A pauta tem quatro eixos de reivindicações: contratação imediata de recursos humanos para o pleno funcionamento do HU; não autarquização do HU; pleno funcionamento do Centro Saúde Escola – Butantã; e saída do atual reitor da Universidade. “Hoje, no dia Mundial da Saúde nós estamos reivindicando que o HU volte a ter o atendimento normal e atenda a população que está desassistida”, relatou Rosane Meire Vieira, diretora do Sindicato de Trabalhadores da USP (Sintusp), funcionária do HU e moradora da região.
Foram fechados 56 leitos em todo o hospital e houve redução de 213 servidores, entre eles 18 médicos, que aderiram ao plano de demissão voluntária, tendo impacto direto ao atendimento, com redução do número de cirurgias. “O Simesp apoia o protesto contra o desmonte sofrido pelo HU nos últimos anos. A situação está crítica”, ressalta Gerson Salvador, diretor do Simesp e médico do Hospital Universitário.

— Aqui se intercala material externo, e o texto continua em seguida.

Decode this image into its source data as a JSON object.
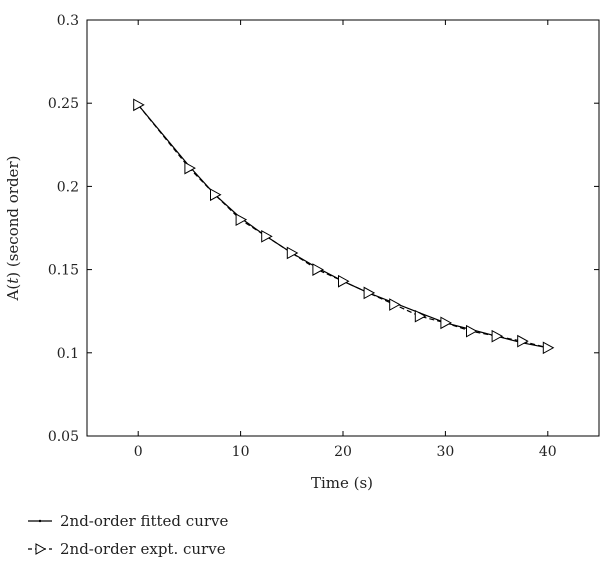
{
  "chart_data": {
    "type": "line",
    "title": "",
    "xlabel": "Time (s)",
    "ylabel_prefix": "A(",
    "ylabel_var": "t",
    "ylabel_suffix": ") (second order)",
    "xlim": [
      -5,
      45
    ],
    "ylim": [
      0.05,
      0.3
    ],
    "x_ticks": [
      0,
      10,
      20,
      30,
      40
    ],
    "x_tick_labels": [
      "0",
      "10",
      "20",
      "30",
      "40"
    ],
    "y_ticks": [
      0.05,
      0.1,
      0.15,
      0.2,
      0.25,
      0.3
    ],
    "y_tick_labels": [
      "0.05",
      "0.1",
      "0.15",
      "0.2",
      "0.25",
      "0.3"
    ],
    "grid": false,
    "legend_position": "bottom-left-outside",
    "series": [
      {
        "name": "2nd-order fitted curve",
        "style": "solid",
        "marker": "none",
        "color": "#000000",
        "x": [
          0,
          5,
          7.5,
          10,
          12.5,
          15,
          17.5,
          20,
          22.5,
          25,
          27.5,
          30,
          32.5,
          35,
          37.5,
          40
        ],
        "y": [
          0.249,
          0.212,
          0.195,
          0.181,
          0.17,
          0.16,
          0.151,
          0.143,
          0.136,
          0.13,
          0.124,
          0.118,
          0.114,
          0.11,
          0.106,
          0.103
        ]
      },
      {
        "name": "2nd-order expt. curve",
        "style": "dashed",
        "marker": "triangle-right",
        "color": "#000000",
        "x": [
          0,
          5,
          7.5,
          10,
          12.5,
          15,
          17.5,
          20,
          22.5,
          25,
          27.5,
          30,
          32.5,
          35,
          37.5,
          40
        ],
        "y": [
          0.249,
          0.211,
          0.195,
          0.18,
          0.17,
          0.16,
          0.15,
          0.143,
          0.136,
          0.129,
          0.122,
          0.118,
          0.113,
          0.11,
          0.107,
          0.103
        ]
      }
    ]
  }
}
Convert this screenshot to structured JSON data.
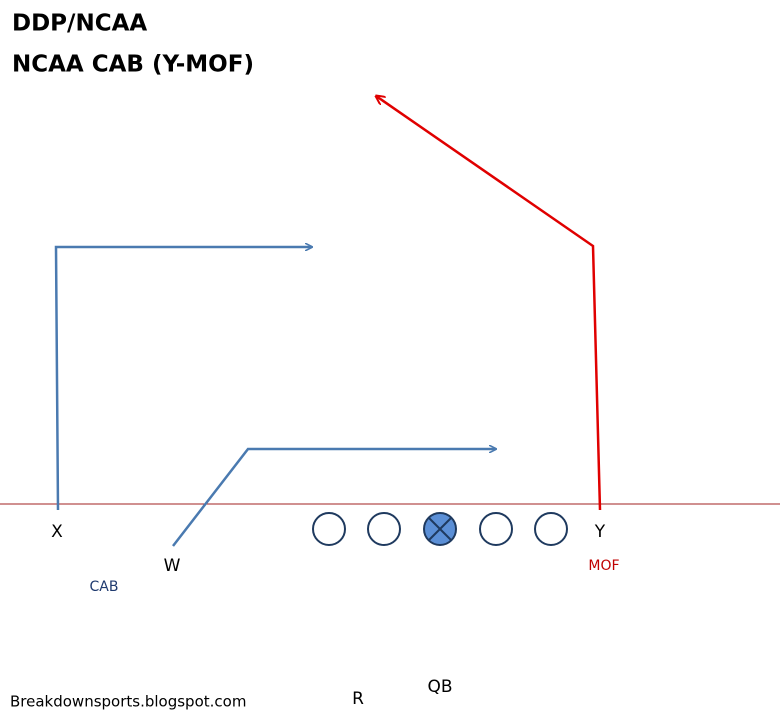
{
  "header": {
    "title": "DDP/NCAA",
    "subtitle": "NCAA CAB (Y-MOF)"
  },
  "players": [
    {
      "label": "X"
    },
    {
      "label": "W"
    },
    {
      "label": "Y"
    },
    {
      "label": "R"
    },
    {
      "label": "QB"
    }
  ],
  "route_labels": [
    {
      "label": "CAB"
    },
    {
      "label": "MOF"
    }
  ],
  "footer": {
    "credit": "Breakdownsports.blogspot.com"
  }
}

As demissões também estão afetando o ensino como relata o estudante do quarto ano de medicina, Glauco Cabral Marinho. “O HU é um espaço importante para estágios do internato, onde aprendemos o que vamos encontrar no dia a dia. E estamos perdendo tudo isso com o sucateamento do hospital, vários serviços estão sendo fechados e o pronto-socorro está reduzindo os atendimentos. Nós sofremos, mas a população é quem sofre mais”, desabafa.
“Se o HU fechar pra onde a gente vai?”, indaga Maria de Jesus, moradora da comunidade São Remo, no distrito do Butantã. Maria tem razão em ficar preocupada, o HU é o único pronto-atendimento próximo a sua residência. A região possui apenas 14 unidades básicas, que funcionam em condições precárias, e seriam necessárias mais 11 unidades para atender a demanda. “A unidade mais recente foi construída há 25 anos. Então, se o HU fechar as portas o Butantã ficará à deriva”, desabafa Oscar Piorroti Martins, do Conselho Gestor Distrital.